April 5, 2015 Greg would have been 34.  He likely would have celebrated his birthday enjoying his family and friend’s company.  He would have talked to each of us, showing genuine interest in our lives and our pursuits and always would have been a positive influence for us.  He would have made a special effort to play with his nephews and nieces and his cousin’s children interacting and encouraging them at their level.  He would have taken pleasure in seeing them grow and learn about their world and ours.  Today, while with his friends including those co-workers that he may have seen, he would have insured that they would have had fun and felt special about their place in his world.

We miss Greg every day.  We miss the conversations, his questions and the long discussions about what it would take to make the world a better place.

In the first year after Greg’s premature death, our family struggled with the huge hole we felt in our hearts and with the vortex in our core that seemed to suck energy right out of us.

While these remain, we have tried to replace what we were missing with the effort to emulate the tenacity and the commitment to make things better that we know that Greg would have shown in our place.

There is much to be done.   We have learned that many people and families have very tough experiences with Alberta’s health system.  We have met other families who have to deal with pain, suffering and losses too.  We also have found tremendous people inside and outside the health system, all trying to make things better.  Some used to be part of the system but now feel they will be more successful in generating positive change from the outside.

We all believe that meaningful and positive change will only come with much stronger involvement of the public.  This needs to include all the people who are like we used to be, assuming that things are ok in the Alberta health system when clearly they are not.

Today’s health system is managed in a way that is closed and defensive.  It withholds information and avoids accountability.  This is all part of its political master’s code.  While some of the players work very hard to provide “care”, others are driven to manage or handle individual steps of treatment as they generate income.  This clearly is a wrong-headed system of compensation fostered by our government.   Of course it serves to reinforce their control.

As a family we have encountered great people that are working very hard to make positive change.  Sometimes these people while doing this take chances with their own future and their careers in the system.  These efforts are not appreciated and sometimes not tolerated by some of their superiors.

We also have met some that are working to manage us, to pat us on the head and to express sympathy, but redirect us away and not take up their time.  To them, Greg’s death was simply more collateral damage as the system, and some of the professions involved, protect themselves.  Some of these people also remind us that there are no certainties in life and that Greg may have died anyway, even if things were done better at many different points along his tragic journey.

We know that there are few certainties in life but we also know that refusal to learn from past and tragic experiences will not reduce the chances of it happening again.  True health “care” can only be a team effort built on the strengths that everyone must commit to bring to the effort.  Safe, Continuous, Patient Centred Health Care will happen when Alberta’s citizens make it an undeniable political priority for Alberta’s government leaders and their bureaucracy.  These are today’s masters of Alberta’s “system”.

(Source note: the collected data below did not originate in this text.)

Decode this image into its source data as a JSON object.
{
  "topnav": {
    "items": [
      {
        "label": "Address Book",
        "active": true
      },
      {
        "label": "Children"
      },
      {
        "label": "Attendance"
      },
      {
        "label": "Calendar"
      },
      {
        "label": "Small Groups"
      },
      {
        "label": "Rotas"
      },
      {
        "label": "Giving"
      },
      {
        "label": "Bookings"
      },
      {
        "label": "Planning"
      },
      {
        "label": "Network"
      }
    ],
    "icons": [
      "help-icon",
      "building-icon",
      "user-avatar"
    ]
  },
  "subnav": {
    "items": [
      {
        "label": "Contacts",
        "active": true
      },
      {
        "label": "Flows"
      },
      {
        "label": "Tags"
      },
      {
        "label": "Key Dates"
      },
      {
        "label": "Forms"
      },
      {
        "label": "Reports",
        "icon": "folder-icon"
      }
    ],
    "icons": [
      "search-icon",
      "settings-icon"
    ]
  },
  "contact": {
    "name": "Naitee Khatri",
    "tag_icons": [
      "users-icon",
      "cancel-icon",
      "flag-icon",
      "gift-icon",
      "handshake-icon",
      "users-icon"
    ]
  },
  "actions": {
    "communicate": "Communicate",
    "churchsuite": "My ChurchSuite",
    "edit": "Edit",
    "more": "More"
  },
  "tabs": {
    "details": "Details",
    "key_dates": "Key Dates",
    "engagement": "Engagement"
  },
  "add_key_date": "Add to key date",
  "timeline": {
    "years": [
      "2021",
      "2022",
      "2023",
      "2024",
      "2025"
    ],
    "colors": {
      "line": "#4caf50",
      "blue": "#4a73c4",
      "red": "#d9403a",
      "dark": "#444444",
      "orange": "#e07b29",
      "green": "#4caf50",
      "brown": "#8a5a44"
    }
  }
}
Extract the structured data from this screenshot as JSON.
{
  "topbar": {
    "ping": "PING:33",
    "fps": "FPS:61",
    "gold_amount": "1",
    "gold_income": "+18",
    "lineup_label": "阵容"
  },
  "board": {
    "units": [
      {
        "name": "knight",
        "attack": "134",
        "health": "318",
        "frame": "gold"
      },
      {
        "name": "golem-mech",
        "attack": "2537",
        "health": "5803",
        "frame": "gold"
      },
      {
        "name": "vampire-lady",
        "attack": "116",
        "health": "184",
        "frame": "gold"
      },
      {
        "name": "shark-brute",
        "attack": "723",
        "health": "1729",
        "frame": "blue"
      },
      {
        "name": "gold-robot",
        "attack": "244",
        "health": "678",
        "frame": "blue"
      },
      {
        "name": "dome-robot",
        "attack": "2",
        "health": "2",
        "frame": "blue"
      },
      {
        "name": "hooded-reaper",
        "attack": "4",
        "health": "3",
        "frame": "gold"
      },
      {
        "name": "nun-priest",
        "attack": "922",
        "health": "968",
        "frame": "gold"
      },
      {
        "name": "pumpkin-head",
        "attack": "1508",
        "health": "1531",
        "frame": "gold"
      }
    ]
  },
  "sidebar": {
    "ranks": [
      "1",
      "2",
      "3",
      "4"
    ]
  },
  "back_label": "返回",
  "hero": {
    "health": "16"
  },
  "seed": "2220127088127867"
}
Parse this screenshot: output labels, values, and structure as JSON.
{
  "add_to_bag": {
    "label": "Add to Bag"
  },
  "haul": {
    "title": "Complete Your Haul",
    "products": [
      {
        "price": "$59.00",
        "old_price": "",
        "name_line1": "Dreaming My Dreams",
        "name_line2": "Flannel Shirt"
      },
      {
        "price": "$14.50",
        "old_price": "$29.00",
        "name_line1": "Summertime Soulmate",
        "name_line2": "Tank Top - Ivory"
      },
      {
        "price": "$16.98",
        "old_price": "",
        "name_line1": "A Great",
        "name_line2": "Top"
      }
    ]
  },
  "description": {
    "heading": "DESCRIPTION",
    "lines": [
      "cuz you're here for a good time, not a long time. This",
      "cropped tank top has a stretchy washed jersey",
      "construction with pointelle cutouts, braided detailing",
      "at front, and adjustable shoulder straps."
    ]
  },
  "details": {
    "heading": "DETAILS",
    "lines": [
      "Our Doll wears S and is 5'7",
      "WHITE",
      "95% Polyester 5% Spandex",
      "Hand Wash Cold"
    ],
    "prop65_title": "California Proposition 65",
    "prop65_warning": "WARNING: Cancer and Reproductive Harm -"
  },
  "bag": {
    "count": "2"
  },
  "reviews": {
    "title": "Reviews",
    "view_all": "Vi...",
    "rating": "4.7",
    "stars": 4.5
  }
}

We miss Greg.  We want to honour who he was, his character and his integrity.  We hope to do this through the pursuit of the fundamental cultural changes so necessary to Alberta’s health system.  We appreciate the tremendous efforts to generate positive change that were being made by many committed people in the past and we appreciate the opportunity to try to help in this ourselves.  We hope that more and more people will join in this effort and play a part in creating a new, genuinely “patient and family centred health care system” for Albertans.

Everyone can help by looking closely enough at the issues to be able to tell the difference between politically opportunistic lip service to change, and the real commitment necessary to accomplish it.  Support genuine positive, fundamental change, whenever and where ever you can.  This is very important in two areas.  First, at the individual care provider level where there are great people doing their best to provide individual care to vulnerable patients and their families.  Secondly, and especially at this time, support good choices being made at any leadership level, to move forward rather than protect the status quo.